Perfect. Accurate. Compelling. I thought at the time how grateful I was for his supervision, for his way of putting things, and for his open spirit that feels. He is as great a pastor as he is a supervisor. And there he was summing up a decisive collective experience. Trauma.
I’ve learned in CPE that traumas take many forms. They are often unexpected. They leave us feeling brutalized and sometimes tired, spent. Traumas require a response when we have little energy for it. Traumas pull the soul through thick, murky sludge, and no matter when we emerge, we’ll be different.
The look of it will be up on us. The smell of it distinct. Trauma can’t remain hidden. At least at first. Naming it for what it is helps.
Calling an election trauma matters. Distinguishing the singular event – that had all those earlier moments attached it – as trauma separates it and brings it to our collective consciousness for what it is.
As you recover, take the time you need. Visit the reality of what’s happened in our country. See the fractures and fears. Witness the same in you. Slow down to appreciate how hard life is for you and for us. It will take time to learn what can be trusted.

My Blog: Trauma 2
The quickest responders are the ones who count. That’s what I usually say to myself.
Those are the medical personnel. Together, the team is between 15-20 people: physicians and nurses and respiratory techs. Security and a chaplain and a hospital administrator. We rush within minutes from all quarters in the hospital.
The medical folks address the medical crisis. They attempt to stabilize the patient all while deciding if and where the patient will be moved to a different unit in the hospital.
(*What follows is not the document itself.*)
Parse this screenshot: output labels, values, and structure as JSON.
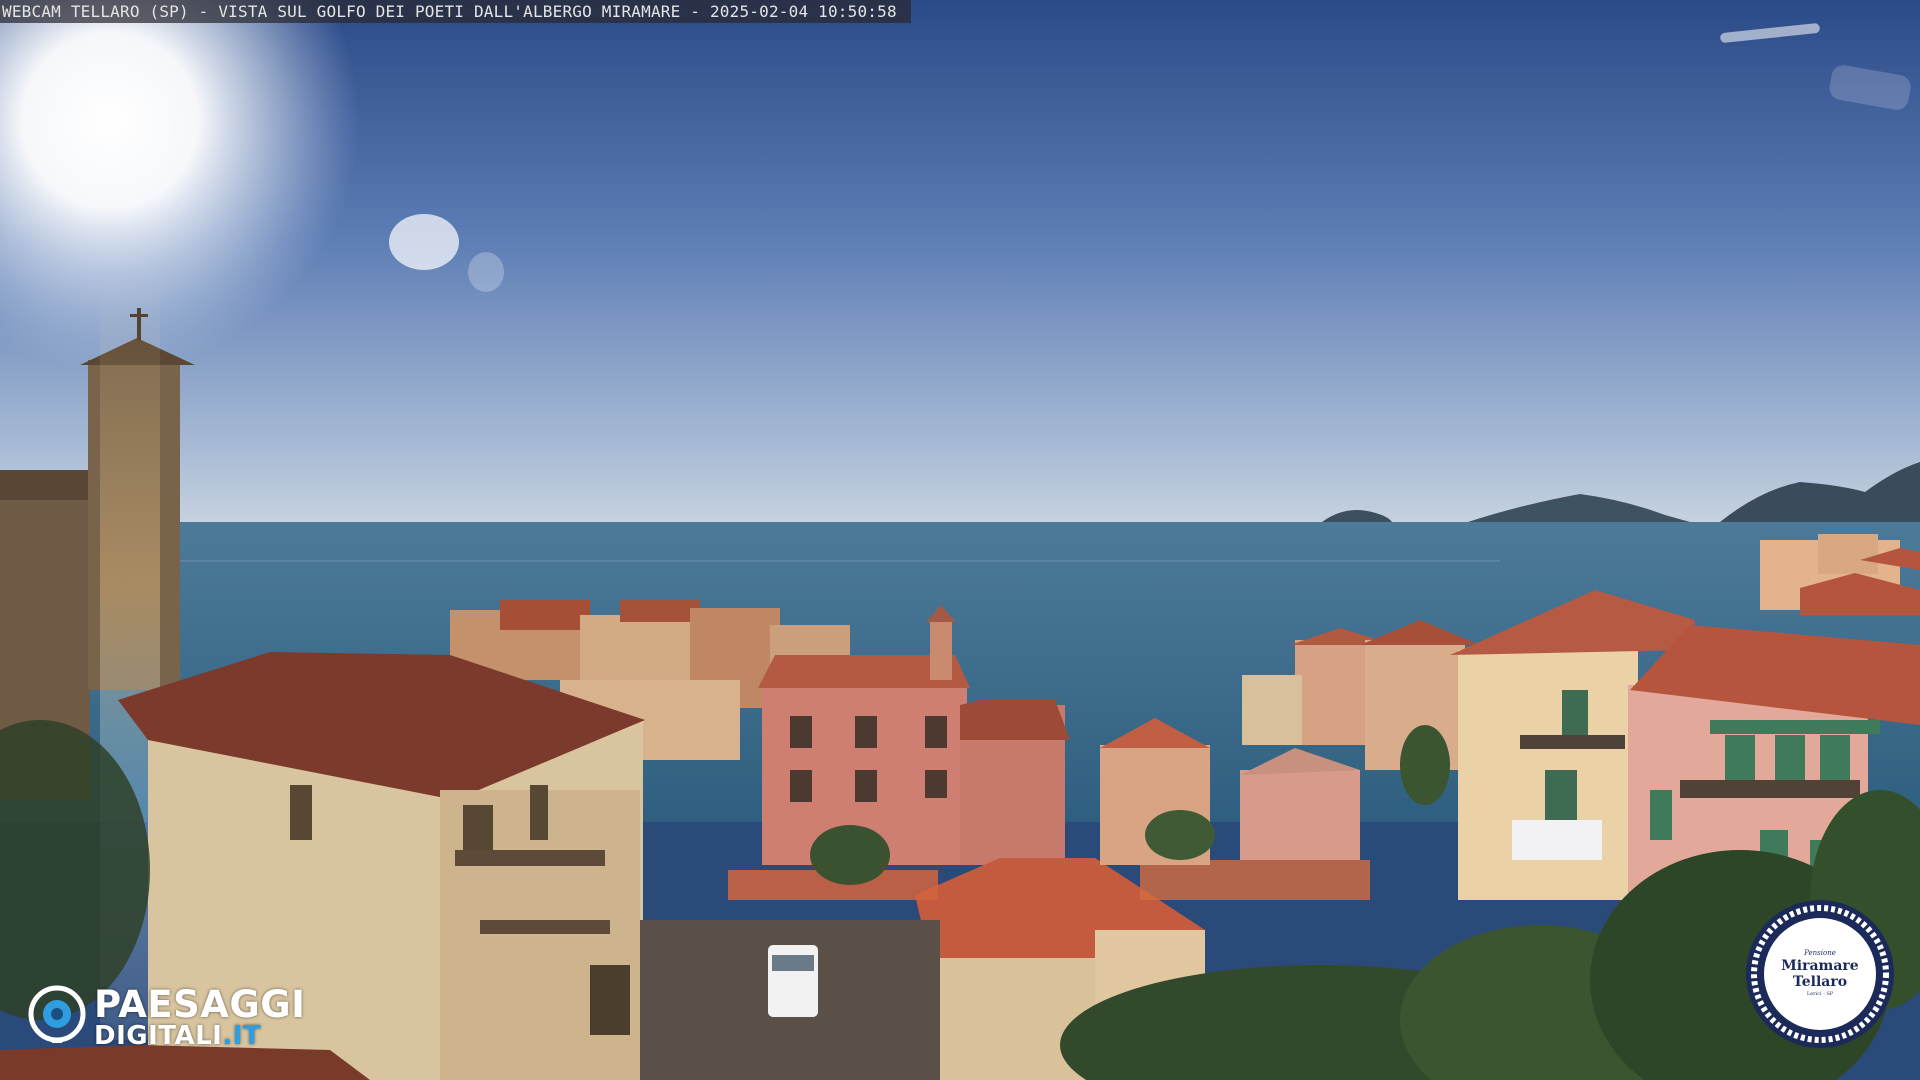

That could mean transporting someone from the lobby to the Emergency Department. It could mean a patient, once stabilized, is taken from a medical floor to one of the intensive care units. In most cases, movement for the patient is presumed. Even if it takes time to accomplish.
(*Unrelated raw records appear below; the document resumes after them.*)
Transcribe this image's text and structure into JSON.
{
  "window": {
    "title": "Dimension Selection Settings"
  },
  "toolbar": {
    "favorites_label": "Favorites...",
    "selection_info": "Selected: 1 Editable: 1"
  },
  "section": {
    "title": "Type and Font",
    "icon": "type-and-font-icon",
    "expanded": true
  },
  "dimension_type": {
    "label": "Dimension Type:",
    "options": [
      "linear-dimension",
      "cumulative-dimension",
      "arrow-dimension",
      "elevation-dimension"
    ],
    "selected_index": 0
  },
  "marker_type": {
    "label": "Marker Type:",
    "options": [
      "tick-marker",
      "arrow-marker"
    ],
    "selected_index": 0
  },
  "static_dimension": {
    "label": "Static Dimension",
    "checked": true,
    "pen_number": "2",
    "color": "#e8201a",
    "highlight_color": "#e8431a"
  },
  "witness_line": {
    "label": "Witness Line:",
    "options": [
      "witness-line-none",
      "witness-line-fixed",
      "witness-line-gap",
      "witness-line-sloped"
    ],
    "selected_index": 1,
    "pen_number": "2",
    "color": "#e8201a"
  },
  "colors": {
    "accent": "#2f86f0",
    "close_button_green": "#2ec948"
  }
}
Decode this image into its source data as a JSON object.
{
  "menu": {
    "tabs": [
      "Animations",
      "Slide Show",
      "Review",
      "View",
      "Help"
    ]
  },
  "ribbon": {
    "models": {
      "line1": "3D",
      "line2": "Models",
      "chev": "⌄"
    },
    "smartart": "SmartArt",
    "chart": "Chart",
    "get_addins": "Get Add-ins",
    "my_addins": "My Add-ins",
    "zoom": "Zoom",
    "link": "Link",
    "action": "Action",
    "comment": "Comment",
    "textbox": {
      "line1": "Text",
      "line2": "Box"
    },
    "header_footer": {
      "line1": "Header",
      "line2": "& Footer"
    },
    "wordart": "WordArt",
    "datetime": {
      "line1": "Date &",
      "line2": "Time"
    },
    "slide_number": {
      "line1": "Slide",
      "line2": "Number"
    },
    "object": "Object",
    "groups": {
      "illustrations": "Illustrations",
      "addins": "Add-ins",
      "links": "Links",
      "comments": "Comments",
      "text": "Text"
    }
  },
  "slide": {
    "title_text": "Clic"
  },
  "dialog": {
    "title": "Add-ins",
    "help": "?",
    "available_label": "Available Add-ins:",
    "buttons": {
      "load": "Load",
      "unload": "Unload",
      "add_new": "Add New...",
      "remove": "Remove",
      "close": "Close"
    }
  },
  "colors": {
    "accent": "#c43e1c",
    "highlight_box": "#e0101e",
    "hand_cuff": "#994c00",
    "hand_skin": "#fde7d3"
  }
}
Chaplains come with the primary focus on the family in order to support anyone present who may be with the patient and with a secondary concern for our care providers. Watching trauma unfold is its own participation in trauma.
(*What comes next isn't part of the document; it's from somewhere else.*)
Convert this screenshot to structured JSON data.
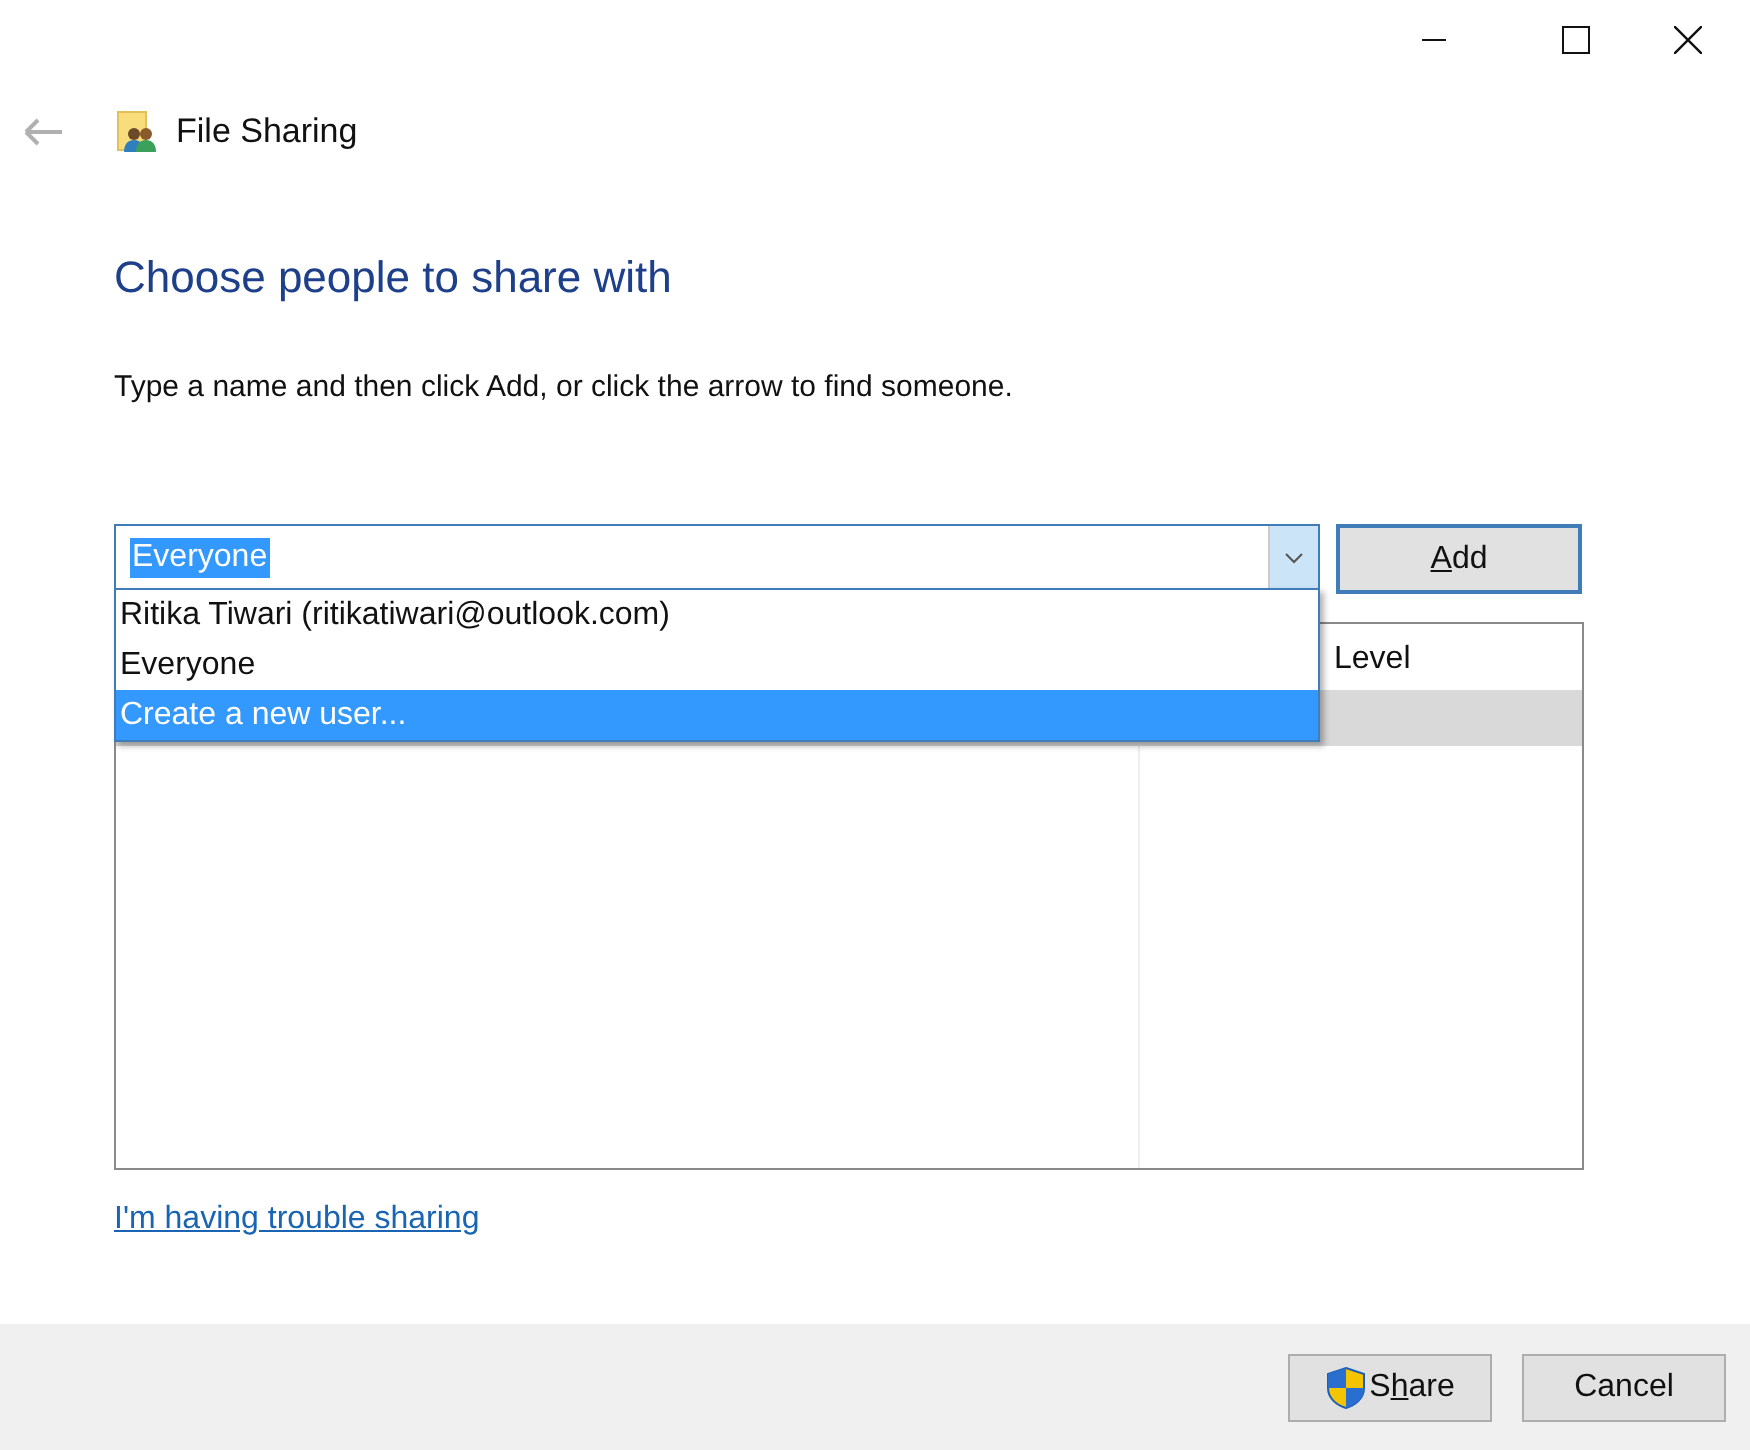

Participating in trauma does things to people. It anchors you and disrupts you. Both happen. In a trauma, someone else’s and your own, the world that you knew flips.
Time changes. People move quickly and they don’t move quickly enough. The room is noisy and the floor cluttered with needle caps and clothes and ripped packages that once held tubes and lines and other medical implements.
It is an essentially upsetting, unsettling, and uprooting experience. Have you experienced something like this? Perhaps not a medical crisis but another version of trauma? What’s helped?

My Blog: Trauma 1
In our hospital when a trauma happens, a page is sent through the system to a team. Chaplains are part of the rapid response team so our on-call chaplain gets the page and responds within 5-10 minutes to the scene. The same team responds to cardiac arrests and visitors who fall unconscious unexpectedly on the campus.
Because our hospital campus includes several buildings over several city blocks, it can take time to arrive to a trauma. It may take effort to leave a conversation that you’re in as a spiritual caregiver, for instance. A doctor may need to leave a patient’s room immediately. A nurse may need to grab a crisis cart and place some things in the hands of a colleague.
Some trauma calls turn out to be seizures, relatively bland events for the amount of resources “coming at a person” when the page is called. Still, being a part of a rapid response assumes a readiness to encounter the worst. It assumes that we’re prepared to stick around and labor through what’s next.
A family who’s grieving demonstrably. A patient who is unaccompanied and whose chest is being pumped, whose ribs are being broken. Being there assumes that we’ll see and that’ll we’ll do our work. That we’ll be steady.
It is its own walk of faith, responding to those traumas. You know and don’t know what you’ll see. Being steady is a hard job when pain is winning. How do you keep yourself steady? How do you see the traumas unfold and still show up?